# Bear/Jennings module



## Cajunsaugeye (Apr 9, 2013)

So,I purchased a Jennings trophy master carbon twill bow for my brother who fell on hard times and had to sell his own bow.Problem is that I'm pretty sure it'll be too long of draw for him w/current w3 module in it.Now,I have no idea the range of adjustment of this cam,what module corresponds to what length,etc.I'm looking to get him to a 27" draw length.If anyone has an old W5 module lying around somewhere wanting to sell or donate its think it's what is needed here.If anyone has any info or help in the settings of this bow/cam,send em.I wanna get him up and shooting ASAP.Thanks all.

Sent from my VS870 4G using Ohub Campfire mobile app


----------



## treefrog (Sep 15, 2005)

Where you located.I think I have one in 28".Let me look for it and I will get back to you.Im in Ashtabula county,so if you would want it 5 bucks and a dollar or 2 for shipping.Or pick it up if your close.


----------



## Cajunsaugeye (Apr 9, 2013)

I'm down in pickaway county south of Columbus.Let me get the bow( arriving on the 7th) just to verify that it's too long and I'll hit you up.That price is fine and thank you.And so I get confirmation to my small bit of knowledge of these module/cams,is that 28" a W4 mod.?
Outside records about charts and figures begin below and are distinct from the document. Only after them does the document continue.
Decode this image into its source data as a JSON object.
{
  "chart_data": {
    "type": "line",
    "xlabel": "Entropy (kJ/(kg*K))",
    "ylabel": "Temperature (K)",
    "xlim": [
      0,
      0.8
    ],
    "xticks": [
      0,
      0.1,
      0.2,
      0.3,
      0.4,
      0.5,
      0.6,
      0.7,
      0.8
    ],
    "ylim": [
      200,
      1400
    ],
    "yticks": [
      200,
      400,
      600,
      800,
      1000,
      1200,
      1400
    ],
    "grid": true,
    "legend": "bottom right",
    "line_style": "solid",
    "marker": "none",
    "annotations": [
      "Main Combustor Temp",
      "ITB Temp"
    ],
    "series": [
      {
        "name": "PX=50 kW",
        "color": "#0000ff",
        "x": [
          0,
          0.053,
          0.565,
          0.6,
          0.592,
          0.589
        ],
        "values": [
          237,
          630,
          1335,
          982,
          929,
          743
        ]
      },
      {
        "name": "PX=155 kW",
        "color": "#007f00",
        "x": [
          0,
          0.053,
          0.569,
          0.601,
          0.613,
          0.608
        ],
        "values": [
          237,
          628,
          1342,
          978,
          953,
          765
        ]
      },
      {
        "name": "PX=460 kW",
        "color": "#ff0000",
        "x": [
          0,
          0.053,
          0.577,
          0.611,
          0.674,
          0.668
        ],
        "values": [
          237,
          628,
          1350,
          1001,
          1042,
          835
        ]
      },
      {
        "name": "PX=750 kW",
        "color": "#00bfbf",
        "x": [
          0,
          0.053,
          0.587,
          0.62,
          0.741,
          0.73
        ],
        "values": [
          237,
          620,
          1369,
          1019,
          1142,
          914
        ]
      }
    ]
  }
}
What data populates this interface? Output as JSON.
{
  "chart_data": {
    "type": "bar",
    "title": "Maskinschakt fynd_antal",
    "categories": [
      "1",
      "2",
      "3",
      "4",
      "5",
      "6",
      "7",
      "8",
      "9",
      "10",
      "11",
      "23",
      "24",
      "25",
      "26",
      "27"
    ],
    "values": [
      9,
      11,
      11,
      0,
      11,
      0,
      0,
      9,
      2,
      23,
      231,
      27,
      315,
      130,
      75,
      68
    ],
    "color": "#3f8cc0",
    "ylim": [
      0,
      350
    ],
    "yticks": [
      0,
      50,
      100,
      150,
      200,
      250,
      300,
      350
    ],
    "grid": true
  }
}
Sent from my VS870 4G using Ohub Campfire mobile app


----------



## treefrog (Sep 15, 2005)

sorry bud,only bear/jennings mod i found in my collection in 27" and 28" are the rockstops.Im not sure if those would work or not.You could call Escalade sports and ask if the would or if they have mods. for that bow.If you dont know thats who makes bear and did make the last of the jennings.http://www.escaladesports.com/


----------